But although words like 'interpreting' and 'understanding' are necessary to describe what happens when we look at paintings, they are also misleading. While such words are often used to mean the same thing as 'seeing', they also have an intellectual sense. Certainly this is implicit in the idea that 'literacy' is a necessary aspect of art as a symbol system and that painting is a kind of visual knowledge. (Jerome Bruner refers to art as a "mode of knowing".) This usage, however, should not distract from the fact that the experience I am trying to describe is essentially non-verbal. We can no more verbalize the experience of perceiving a painting than we can the experience of hearing music. We can say that in order in order to see a painting, we must first understand it. For example, I could understand and interpret Cezanne's paintings - lecture about them - before I could, in this sense, 'see' them. Intellectual understanding, however, does not always result in perception and it is possible to 'see' something without understanding it. However we use language to describe the experience of perception, there still remains a fundamental difference between vision and knowledge. I will argue in this paper that although people are born with the same visual potentiality, they do not necessarily develop the same visual skills and that the physical and cultural environments in which such skills develop are factors in determining how and what they see. What ever their understanding, the Chinese person literally saw dirty faces in the same way that Wolff saw putrescent flesh in these representations.
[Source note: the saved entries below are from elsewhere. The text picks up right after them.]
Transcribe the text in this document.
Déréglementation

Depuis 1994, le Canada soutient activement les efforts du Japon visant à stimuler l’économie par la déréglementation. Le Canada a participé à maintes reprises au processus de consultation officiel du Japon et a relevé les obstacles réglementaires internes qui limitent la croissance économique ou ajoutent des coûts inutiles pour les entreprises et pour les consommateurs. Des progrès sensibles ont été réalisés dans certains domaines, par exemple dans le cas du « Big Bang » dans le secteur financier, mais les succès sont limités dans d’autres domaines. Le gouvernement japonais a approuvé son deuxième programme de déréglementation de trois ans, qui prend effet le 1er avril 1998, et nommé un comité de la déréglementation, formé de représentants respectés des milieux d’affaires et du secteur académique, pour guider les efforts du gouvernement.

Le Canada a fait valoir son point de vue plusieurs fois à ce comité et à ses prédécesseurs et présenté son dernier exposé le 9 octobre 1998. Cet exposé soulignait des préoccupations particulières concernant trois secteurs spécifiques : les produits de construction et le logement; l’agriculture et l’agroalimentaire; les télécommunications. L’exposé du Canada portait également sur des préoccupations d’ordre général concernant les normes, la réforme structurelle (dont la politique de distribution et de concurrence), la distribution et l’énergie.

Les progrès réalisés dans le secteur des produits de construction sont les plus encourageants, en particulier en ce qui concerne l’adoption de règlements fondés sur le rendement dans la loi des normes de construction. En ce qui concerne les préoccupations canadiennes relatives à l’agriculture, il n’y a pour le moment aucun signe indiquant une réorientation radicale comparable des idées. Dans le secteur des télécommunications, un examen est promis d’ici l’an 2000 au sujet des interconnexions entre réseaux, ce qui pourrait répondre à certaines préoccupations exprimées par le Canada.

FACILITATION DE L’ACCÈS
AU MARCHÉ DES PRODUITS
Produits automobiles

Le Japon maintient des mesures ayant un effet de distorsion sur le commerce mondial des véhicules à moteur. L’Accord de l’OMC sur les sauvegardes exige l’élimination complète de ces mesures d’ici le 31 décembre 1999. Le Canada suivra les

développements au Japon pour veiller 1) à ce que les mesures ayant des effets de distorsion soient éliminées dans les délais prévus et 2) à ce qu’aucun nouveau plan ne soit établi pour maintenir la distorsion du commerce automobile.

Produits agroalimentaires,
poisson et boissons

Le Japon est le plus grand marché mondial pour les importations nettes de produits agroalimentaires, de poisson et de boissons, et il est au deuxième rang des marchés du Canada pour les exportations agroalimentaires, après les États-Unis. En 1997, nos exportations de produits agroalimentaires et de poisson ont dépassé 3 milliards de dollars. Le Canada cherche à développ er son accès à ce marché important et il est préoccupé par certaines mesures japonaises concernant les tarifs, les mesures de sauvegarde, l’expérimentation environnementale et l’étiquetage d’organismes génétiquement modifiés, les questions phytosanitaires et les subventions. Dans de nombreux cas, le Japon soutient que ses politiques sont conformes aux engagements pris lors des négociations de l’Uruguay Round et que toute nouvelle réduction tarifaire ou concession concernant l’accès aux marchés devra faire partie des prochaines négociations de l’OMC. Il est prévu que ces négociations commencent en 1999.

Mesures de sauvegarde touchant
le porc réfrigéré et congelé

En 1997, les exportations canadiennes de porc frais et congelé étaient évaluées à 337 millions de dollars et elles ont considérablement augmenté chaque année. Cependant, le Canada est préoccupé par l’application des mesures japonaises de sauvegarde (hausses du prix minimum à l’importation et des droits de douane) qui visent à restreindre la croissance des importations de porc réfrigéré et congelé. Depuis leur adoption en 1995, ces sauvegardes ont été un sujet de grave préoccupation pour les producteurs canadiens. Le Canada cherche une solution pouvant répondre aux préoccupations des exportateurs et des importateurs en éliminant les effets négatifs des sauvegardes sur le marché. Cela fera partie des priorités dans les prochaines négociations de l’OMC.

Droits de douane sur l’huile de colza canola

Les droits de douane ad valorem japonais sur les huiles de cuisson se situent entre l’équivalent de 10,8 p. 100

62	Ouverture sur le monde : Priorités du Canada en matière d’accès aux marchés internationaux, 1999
Many of us assume that perception of the external world consists entirely of an image of that world projected onto our retinas. From this image, we are supposed to be able to identify objects and locate them in space. We assume that such images are universal and, therefore, they are likely to believe that it is possible to see and describe the world objectively A scientist studying nature is supposed to have this neutral, realistic vision and, with hand-eye coordination, can copy the image he or she sees in a microscope or telescope. Anyone with this acquired skill should be able to represent what they see. We should also be able to recognize representations of these images on a 2D surface. The 5th century B.C. Greek artist, Zeuxis, was famous for paintings grapes so realistic that he fooled birds. We are likely to believe that that a blind man learning to see later in life as well as infants, animals and even insects have this innocent vision and can see their environment as it really is without interpretation or cultural bias.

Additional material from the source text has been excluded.